Record sheepshead holder and guide Patric Garmeson’s tips and techniques for catching these notorious nibblers on Mobile Bay this spring.

By Eileen Davis

“March and April are breakout months for sheepshead,” said inshore/nearshore guide Patric Garmeson. “Even if I don’t book a charter,” said Garmeson (www.uglyfishing.com), “I am looking for a reason to go sheepshead fishing in March.”

Garmeson set the current state record for sheepshead on March 29, 2019. His record breaking fish weighed 13 pounds, 14 ounces. The previous record caught on April 1 also weighed more than 13 pounds.

“Some years,” he explained, “fishing for sheepshead peaks in March, other years it peaks in April. When water temperatures warm between 65 and 70 degrees, big fish begin to appear on the rigs. The sheepshead we catch range from 3 to 4 pounds up to 7 to 10 pounds.”

Garmeson targets this delicious fish in Mobile Bay and up to 3 miles into the Gulf on reefs and rigs. He caught the record while fishing at a gas rig.

The guide recommends searching around the rig for sheepshead before choosing where to fish. While he does use down and side imaging sonar to locate fish, he prefers spotting fish near the surface.

“If you drive by the rig,” Garmeson said, “and see three or four fish flash on a single pole, then you have a very large school in that area. But if you are fishing in Mobile Bay, you will not be able to see the fish due to poor water visibility. ”

Finding sheepshead is not difficult, but catching them can be problem. They have little mouths with buckteeth perfect for eating barnacles. In the world of saltwater, no species beats sheepshead at stealing bait.

To catch these hard fighting fish, the guide uses a 7-foot spinning rod filled with 20-pound braid, which he ties to a 20-pound fluorocarbon leader.
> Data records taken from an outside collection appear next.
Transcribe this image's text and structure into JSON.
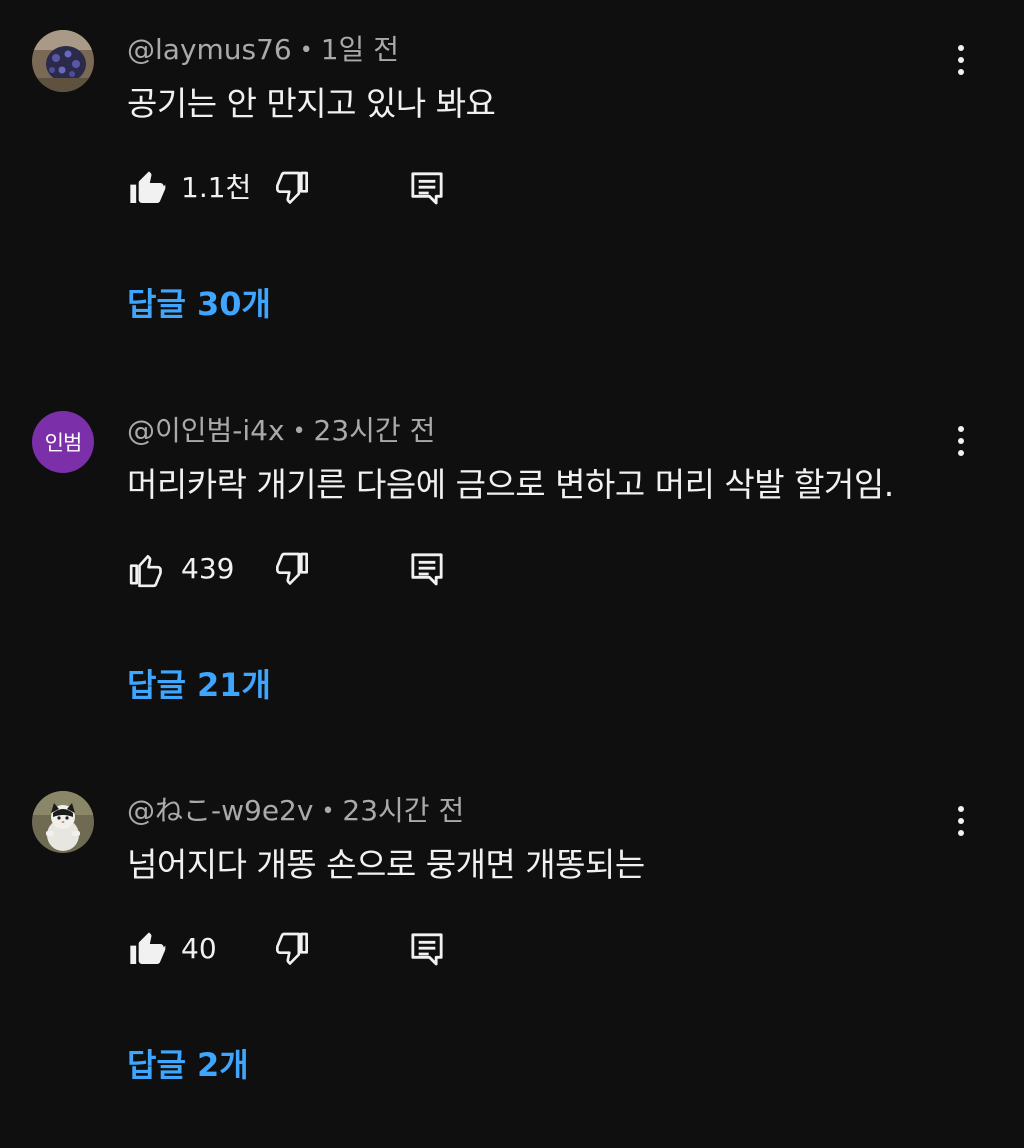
{
  "comments": [
    {
      "avatar_icon": "photo-avatar-icon",
      "author": "@laymus76",
      "time": "1일 전",
      "text": "공기는 안 만지고 있나 봐요",
      "likes": "1.1천",
      "liked": true,
      "replies_label": "답글 30개"
    },
    {
      "avatar_letters": "인범",
      "avatar_color": "#7b2fa8",
      "author": "@이인범-i4x",
      "time": "23시간 전",
      "text": "머리카락 개기른 다음에 금으로 변하고 머리 삭발 할거임.",
      "likes": "439",
      "liked": false,
      "replies_label": "답글 21개"
    },
    {
      "avatar_icon": "cat-photo-avatar-icon",
      "author": "@ねこ-w9e2v",
      "time": "23시간 전",
      "text": "넘어지다 개똥 손으로 뭉개면 개똥되는",
      "likes": "40",
      "liked": true,
      "replies_label": "답글 2개"
    }
  ],
  "separator": "•",
  "colors": {
    "background": "#0f0f0f",
    "text_primary": "#f1f1f1",
    "text_secondary": "#aaaaaa",
    "link": "#3ea6ff"
  }
}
He completes the rig with a split-shot above a No. 6 Kahle hook and live shrimp.

Garmeson continued, “Use a split shot heavy enough to sink the bait at a slow controlled rate. If it descends slowly, the fish will have more time to take the bait.

“Watch the line, and when it stops moving, set the hook. I think the majority of the sheepshead are near the surface.”
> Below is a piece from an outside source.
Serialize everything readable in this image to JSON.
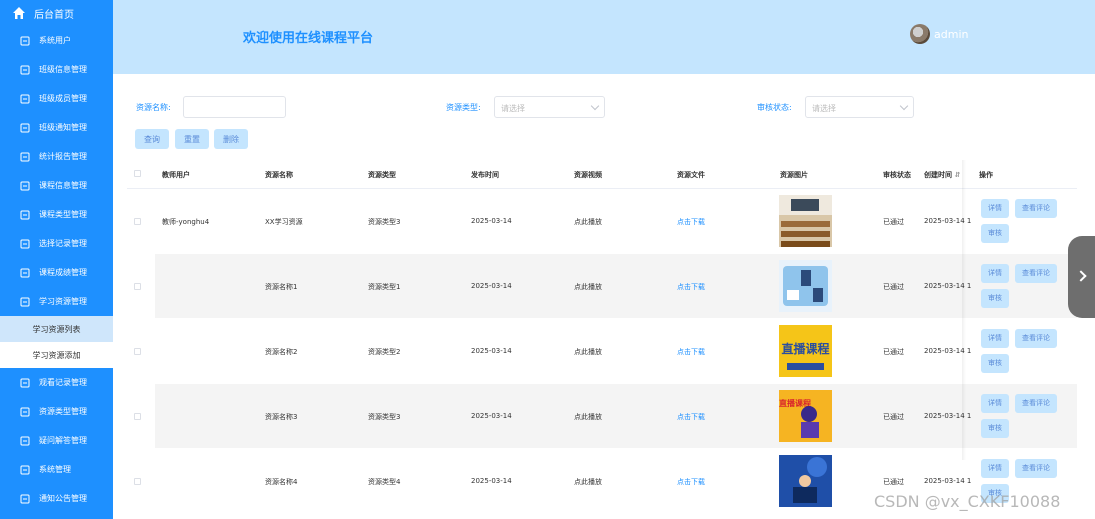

With this setup, Garmeson and his clients also catch pompano, red snapper, and Spanish mackerel. He said anglers can eliminate much of the bi-catch by using fiddler crabs for bait. 

However, when the guide caught the 13-pound, 14 ounce record sheepshead, he was not using live bait.

“My client had just broken off,” Garmeson explained, “so I gave him my rod. I took his and decided to fish with an artificial lure, so I tied on a 1/4-ounce, pink Bomber jig head rigged with a 3-inch, white Gulp shrimp. I caught the fish on my first cast.”